I work for a private eikaiwa English school. When I joined the company, I signed a contract with a 2-year 10km non-competition clause, preventing me from jumping ship for a better job down the street.

I signed this because when I came to Japan, I wasn’t planning on staying for long, so it didn’t seem like a big deal. But, now I’d like to stay, and I want to quit this gig and get something better.

Can the company actually enforce this? The contract is only in English…

Thank you for any advice.

8 comments
  1. I just found this

    [https://www.smejapan.com/japan-business-guides/human-resources-guide/japanese-resignation-guidelines/?amp#covenant](https://www.smejapan.com/japan-business-guides/human-resources-guide/japanese-resignation-guidelines/?amp#covenant)

    “Japan’s Constitution guarantees freedom of choice in occupation. Thus, a non-compete agreement for a certain period of time after leaving a former employer is only valid if the term, geographical scope, professional field, compensation, and restrictions are reasonable.”

    ​

    Is limiting my “freedom of choice in occupation” for 2 years and within 10km of my present workplace reasonable? I don’t think so, but the company has money for a lawyer and I do not so I just want to be sure I’m on solid ground before making a move.

  2. You are fine; go ahead and quit your job.

    But you should join the union – either the General Union or Tozen Union, depending where you live. They can help you in such matters, and believe me, you WILL need them one day – nearly every ESL company you will ever work for will try to break the law in some way. It’s inevitable.

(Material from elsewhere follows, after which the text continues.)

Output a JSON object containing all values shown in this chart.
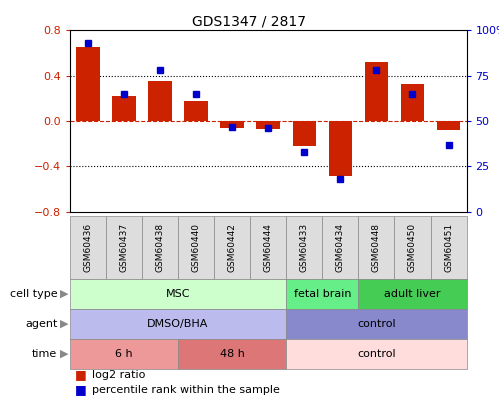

  3. No. But they will try and harass your new employer in not hiring you. They will attempt to blackball you, but most are empty threats. Finding people to work / genki gaijins are a dime a dozen. They might try and say your visa us tied to them (it’s not). I left on bad terms with a BOE once and they were so sour. Tried to find out where I was going but I refused to tell them. It was in another prefecture so they never found out.

    Now in the IT world, there are real non-compete clauses that are inforcable. However, English?? No way.

  4. This is not legal and not enforceable. Eikaiwas put a lot of bullshit like this in their contracts to scare FOBs who don’t know the labour laws. I agree about joining a union to stand up for you if you need it.

  5. Company I work for used to have a separate sheet for the same kind of thing that we’d need to sign before signing the full contract. It was a 4km radius, but I can’t remember the term they specified.

    It was clearly illegal, and they quietly dropped that condition somewhere along the line.

  6. How are you supposed to apply for another job when they ask for references? Wouldn’t they want to contact your company and then they’d probably try and say you cant? What do you do about reference from work then?